[syslinux] Using memdisk with grub2 and a gzip-compressed ISO

David Shaw dshaw at jabberwocky.com
Thu Apr 23 07:23:09 PDT 2015


Hello,

Pardon the cross-post to two lists, but this problem seems to lie in a somewhat gray area between grub2 and memdisk.  Basically, the problem is this: it used to be possible to boot a compressed ISO image via memdisk and grub legacy, but this no longer works with grub2.

Here's the setup: Two machines, both with 4GiB of RAM.  The only difference between the two is that one is using grub legacy (0.97) and the other is using grub2 (2.02).  I am using memdisk from syslinux 4.02 (though for completeness I also tried 4.05 and 6.03, with the same results).  The ISO image itself is 3388047 bytes gzip compressed and 9394176 bytes uncompressed.

The grub legacy configuration:

   title boot ISO image
           kernel /memdisk iso
           initrd /my-image.iso.gz

The grub2 configuration:

   menuentry 'boot ISO image' {
     linux16 /memdisk iso
     initrd16 /my-image.iso.gz
   }

If anyone would like to see it, the sample gzip-compressed ISO image is at http://www.jabberwocky.com/my-image.iso.gz

Now to the problem: When booting the box with grub 0.97, it works.  The ISO boots and the right things happen.  Here's the output from memdisk:

  Ramdisk at 0x37cb4000, length 0x0033b28f
  gzip image: decompressed addr 0xbf5fa800, len 0x008f5800: ok

When booting the box with grub2 2.02, it does not work.  The error is:

  Ramdisk at 0x37979000, length 0x0033b290
  gzip image: decompressed addr 0xbfff7000, len 0x00008f58: failed
  Decompression error: output buffer overrun

I'm not sure if this is related to the problem, but note the length in the "Ramdisk" line from grub legacy is one byte shorter than the length from grub2.  Also note that the length given in the "gzip image" line is shifted one byte to the left in the grub legacy version (i.e. it's exactly 0x100 times larger).

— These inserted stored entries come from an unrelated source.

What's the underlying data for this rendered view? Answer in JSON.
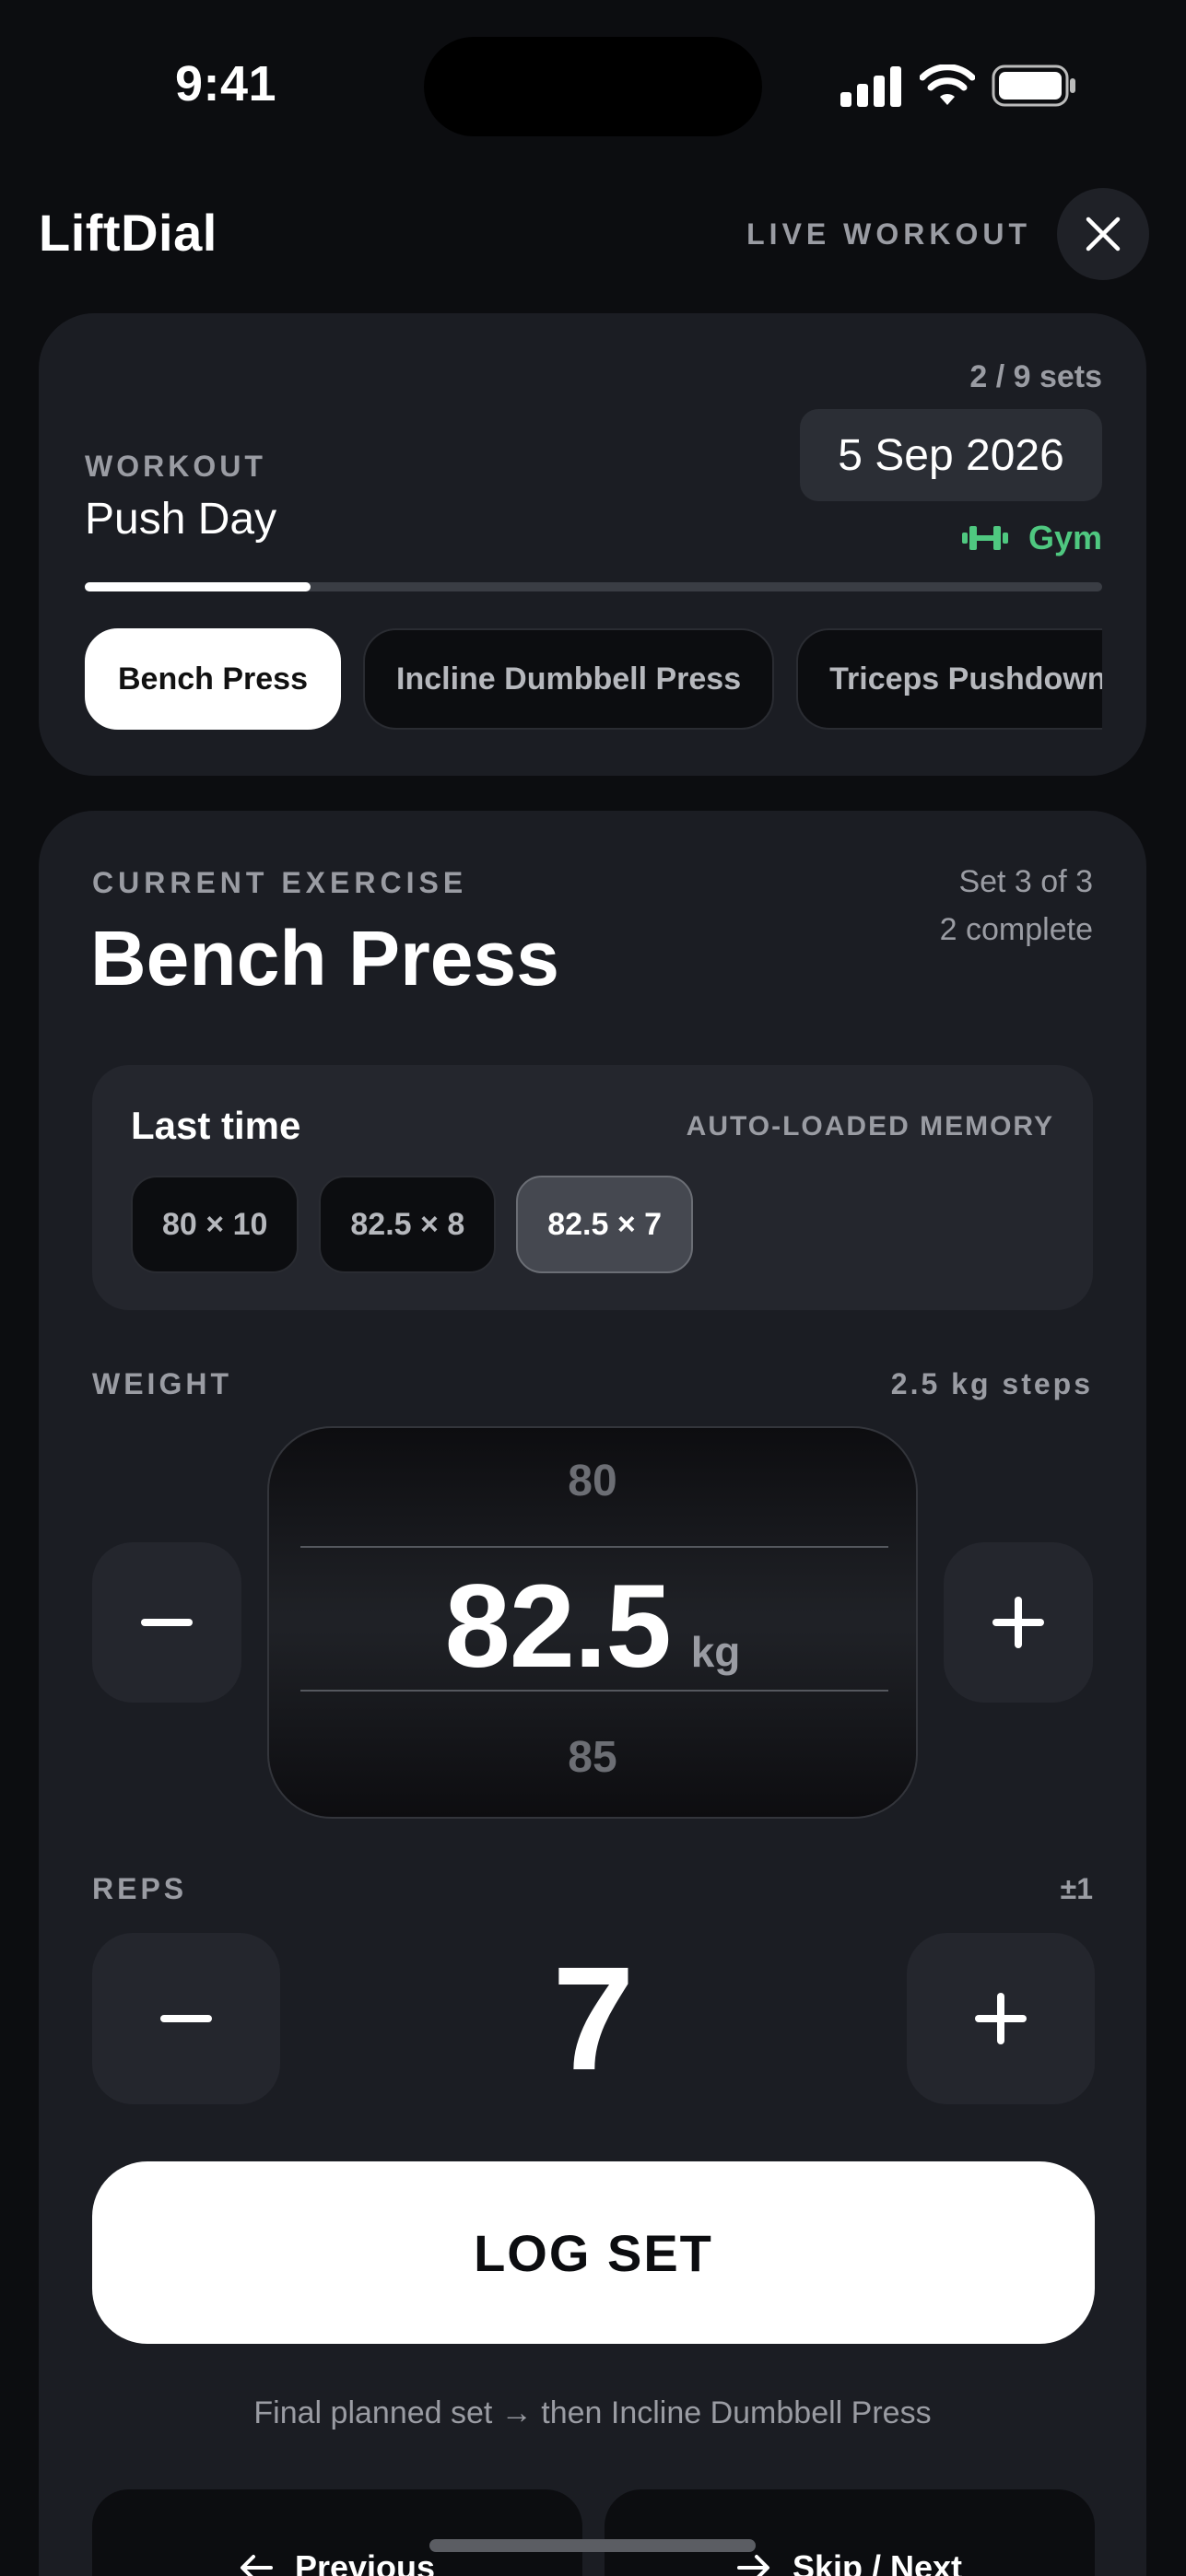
{
  "status_bar": {
    "time": "9:41"
  },
  "header": {
    "app_title": "LiftDial",
    "mode_label": "LIVE WORKOUT"
  },
  "workout": {
    "sets_progress": "2 / 9 sets",
    "label": "WORKOUT",
    "name": "Push Day",
    "date": "5 Sep 2026",
    "location": "Gym",
    "progress_fraction": 0.222,
    "exercises": [
      {
        "label": "Bench Press",
        "active": true
      },
      {
        "label": "Incline Dumbbell Press",
        "active": false
      },
      {
        "label": "Triceps Pushdown",
        "active": false
      }
    ]
  },
  "exercise": {
    "section_label": "CURRENT EXERCISE",
    "name": "Bench Press",
    "set_position": "Set 3 of 3",
    "completed": "2 complete",
    "last_time": {
      "title": "Last time",
      "tag": "AUTO-LOADED MEMORY",
      "sets": [
        "80 × 10",
        "82.5 × 8",
        "82.5 × 7"
      ],
      "selected_index": 2
    },
    "weight": {
      "label": "WEIGHT",
      "step_label": "2.5 kg steps",
      "prev": "80",
      "value": "82.5",
      "unit": "kg",
      "next": "85"
    },
    "reps": {
      "label": "REPS",
      "step_label": "±1",
      "value": "7"
    },
    "log_label": "LOG SET",
    "hint": "Final planned set → then Incline Dumbbell Press",
    "prev_label": "Previous",
    "next_label": "Skip / Next"
  },
  "colors": {
    "accent_green": "#4fc880",
    "card": "#1b1d23",
    "background": "#0c0d10"
  }
}
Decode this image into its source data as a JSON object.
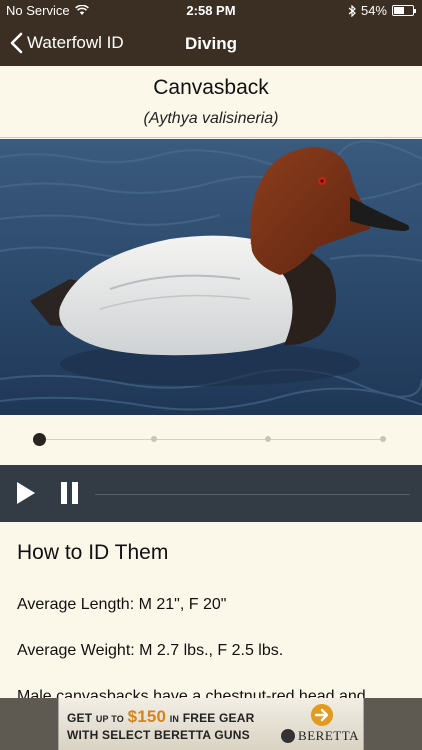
{
  "status_bar": {
    "carrier": "No Service",
    "time": "2:58 PM",
    "battery": "54%",
    "battery_level": 0.54
  },
  "nav": {
    "back_label": "Waterfowl ID",
    "title": "Diving"
  },
  "bird": {
    "name": "Canvasback",
    "scientific_name": "(Aythya valisineria)"
  },
  "gallery": {
    "page_count": 4,
    "current_page": 1
  },
  "player": {
    "progress": 0.0
  },
  "content": {
    "heading": "How to ID Them",
    "length": "Average Length: M 21\", F 20\"",
    "weight": "Average Weight: M 2.7 lbs., F 2.5 lbs.",
    "description": "Male canvasbacks have a chestnut-red head and"
  },
  "ad": {
    "line1_pre": "GET",
    "line1_up": "UP TO",
    "line1_amount": "$150",
    "line1_in": "IN",
    "line1_post": "FREE GEAR",
    "line2": "WITH SELECT BERETTA GUNS",
    "brand": "BERETTA",
    "accent_color": "#e29b1e"
  },
  "colors": {
    "header_bg": "#3a2f22",
    "page_bg": "#fbf8ea",
    "player_bg": "#333b44"
  }
}
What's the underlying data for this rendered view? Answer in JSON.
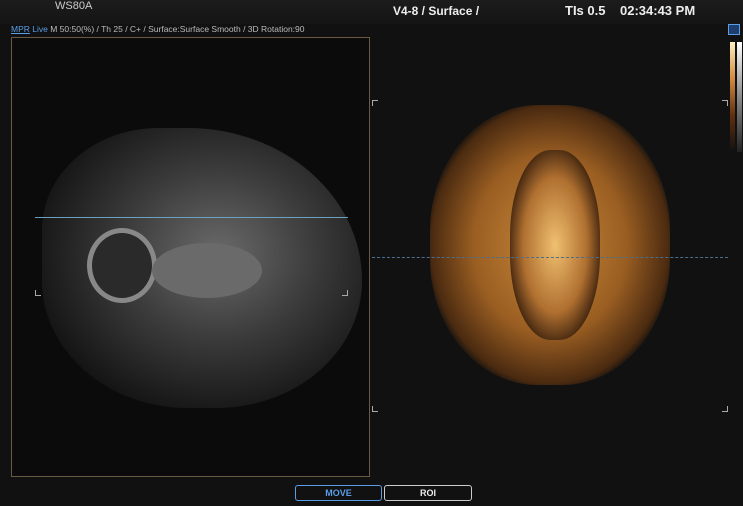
{
  "header": {
    "model": "WS80A",
    "probe_mode": "V4-8 / Surface /",
    "tis": "TIs 0.5",
    "time": "02:34:43 PM"
  },
  "info": {
    "mpr": "MPR",
    "live": "Live",
    "params": "M 50:50(%) / Th 25 / C+ / Surface:Surface Smooth / 3D Rotation:90"
  },
  "buttons": {
    "move": "MOVE",
    "roi": "ROI"
  },
  "colors": {
    "accent": "#5a9ee8",
    "frame": "#6a5a44"
  }
}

1) I have tried this with memdisk from syslinux 4.02, 4.05, and 6.03 with the same results each time.
2) Changing the level of compression (i.e. gzip -1 instead of gzip -9) does not make a difference.
3) This works fine with an uncompressed image with grub2.  This also works fine with a zip-compressed image with grub2.  It only seems to fail with a gzip-compressed image with grub2.

Andrei Borzenkov kindly analyzed the image and suggested I contact both the syslinux and grub groups as he has a notion of what went wrong.  Andrei, can you fill in anything I missed?